The PTY layer does relatively complex process management in pty_process
-- but that part is relatively stable and has seen little problems. However, if problems happen on this layer, such as connection timeouts, then it is difficult to provide error messages which make sense on a higher (shell) level.
The switching between backend types in pty_shell_factory
is somewhat messy code with many cases and branches, and has seen some churn due to support for different ssh versions, different system limits, etc. Despite the code complexity, this part does relatively simple things -- it basically creates a suitable command line and hands it to pty_shell
. It might benefit from refactoring, but is not considered to be very problematic.
The shell spawning in pty_shell
is problematic: the code applies various heuristics to ensure that a spawned shell is bootstrapping correctly, and to get the two-way communication channel initialized. This in particular includes the dreaded detection of the shell prompt which is needed to separate application output from shell noise.
Prompt detection is based on regular expressions. There are two major problems with that approach: it is impossible to know when the remote shell is done with putting out new characters (i.e. one cannot detect the 'end' of a stream), and it is impossible to provide regexes which only match prompts.
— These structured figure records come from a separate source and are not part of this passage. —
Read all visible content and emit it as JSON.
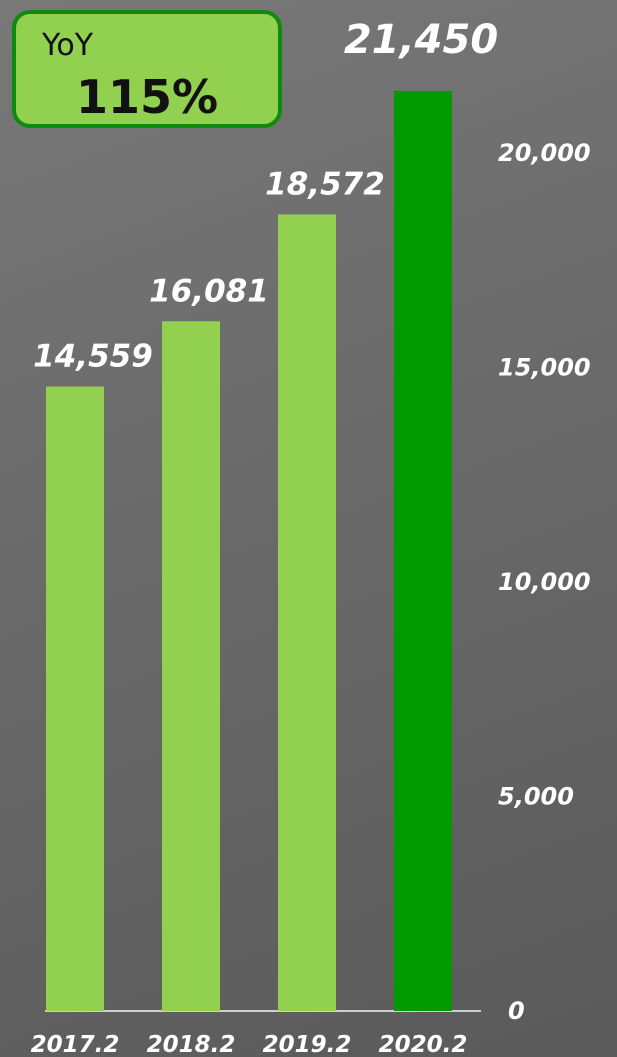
{
  "yoy": {
    "label": "YoY",
    "value": "115%"
  },
  "colors": {
    "bar": "#92d050",
    "highlight": "#009900",
    "text": "#ffffff",
    "axis": "#cccccc"
  },
  "chart_data": {
    "type": "bar",
    "categories": [
      "2017.2",
      "2018.2",
      "2019.2",
      "2020.2"
    ],
    "values": [
      14559,
      16081,
      18572,
      21450
    ],
    "value_labels": [
      "14,559",
      "16,081",
      "18,572",
      "21,450"
    ],
    "highlight_index": 3,
    "ylim": [
      0,
      21450
    ],
    "y_ticks": [
      0,
      5000,
      10000,
      15000,
      20000
    ],
    "y_tick_labels": [
      "0",
      "5,000",
      "10,000",
      "15,000",
      "20,000"
    ],
    "y_axis_position": "right",
    "grid": false,
    "legend": "none"
  }
}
To mitigate that problem, we perform prompt detection only once, very thoroughly, and then set a custom prompt which is easier to detect. The initial detection remains painful though. Also, setting a custom prompt is not always possible (sftp), and is error prone (mechanisms differ depending on shell type, and are prone to side effects from shell customization, such as colorization, post-prompt-commands, etc).
Once a prompt is detected and a new prompt is set, the pty_shell performs relatively reliable, fast and stable.
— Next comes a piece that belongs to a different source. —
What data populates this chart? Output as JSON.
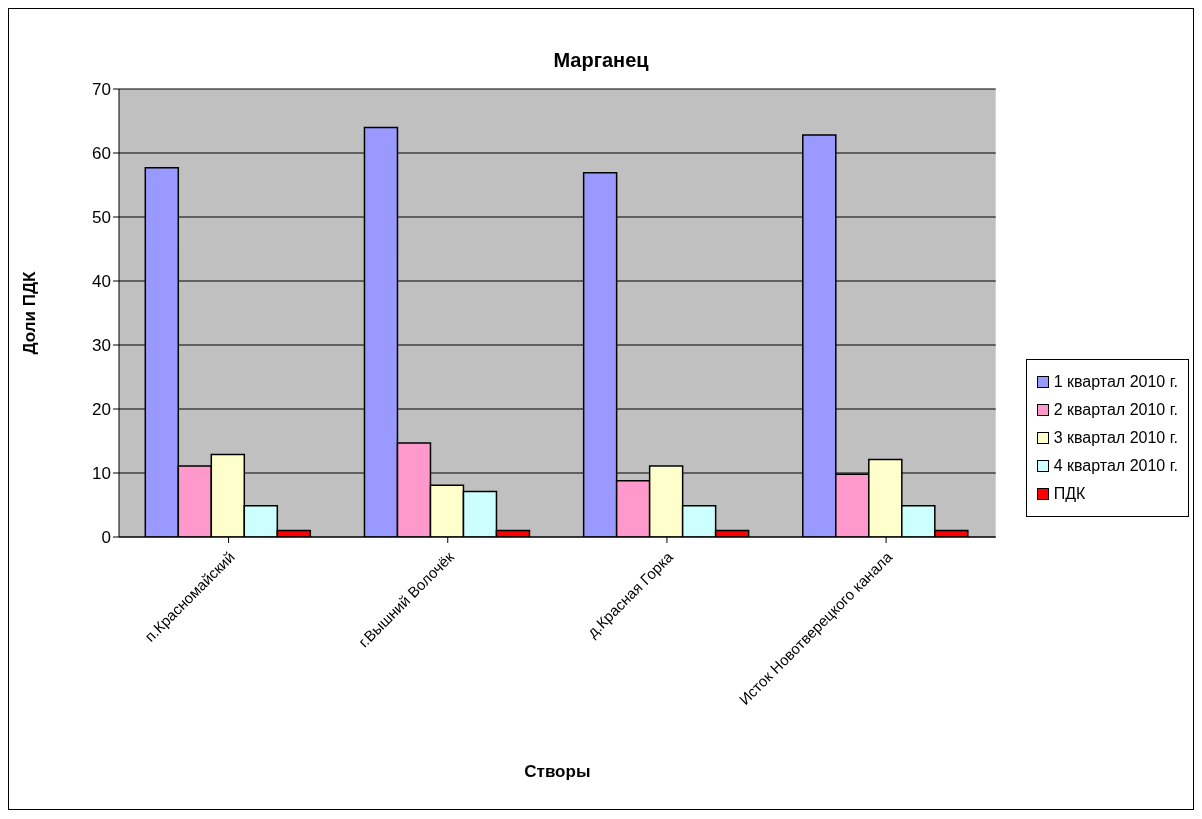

Post Scriptum: in a number of recent cases, the shell does not perform stable for longer running jobs. Specifically sftp channels seem to frequently ignore keepalive
settings and can time out.
I still don't see any viable alternative when we want to adhere to the boundary conditions listed above. Paramiko does not support gsi; pexpect is slow and has the same prompt detection problems; libssl is difficult to code and does not support gsi; running one command per ssh connection would make live somewhat simpler, but is slow and eats resources; other solutions require a service component which we cannot reliably and generally deploy.
The question thus is: can we drop one or more of the requirements -- and how would that help?
Accepting lower performance would point us to pexpect -- it provides otherwise the same functionality (support for gsi). But pexpect is prone to the prompt detection problems -- and as that is the crux, we would not gain much.
dropping the requirement for GSI would open the path to a wide number of tools, including libssl and wrappers around it, which is very clean and fast. But GSI does seem to be critical for our target DCIs. I am not sure this would be viable...
when running exactly one command per ssh connection, the prompt detection mechanism can be considered secondary -- the MOTD and prompt etc. could 'simply' be declared part of the application output. That might not be very user friendly, but I expect it only really screws up some fringe use cases which can be handled as needed.
We have seen some problems in the past though with exhaustion of ssh channels -- the total number of shared and non-shared channels to any one target host is system limited. Also, connection setup is the single most important factor which dominates performance of the whole chain, so we would suffer significant slowdown (add ~500ms per interaction).
When not requiring the remote shell (and the remote application) to find the user environment as set in .bashrc etc., the shell startup becomes much easier -- we can always run /bin/sh as non-interactive non-login shell with a custom prompt, and voila! We had, however, several users complaining in the past that jobs which run seamlessly from the command line on the remote host did not run via SAGA, for exactly this problem.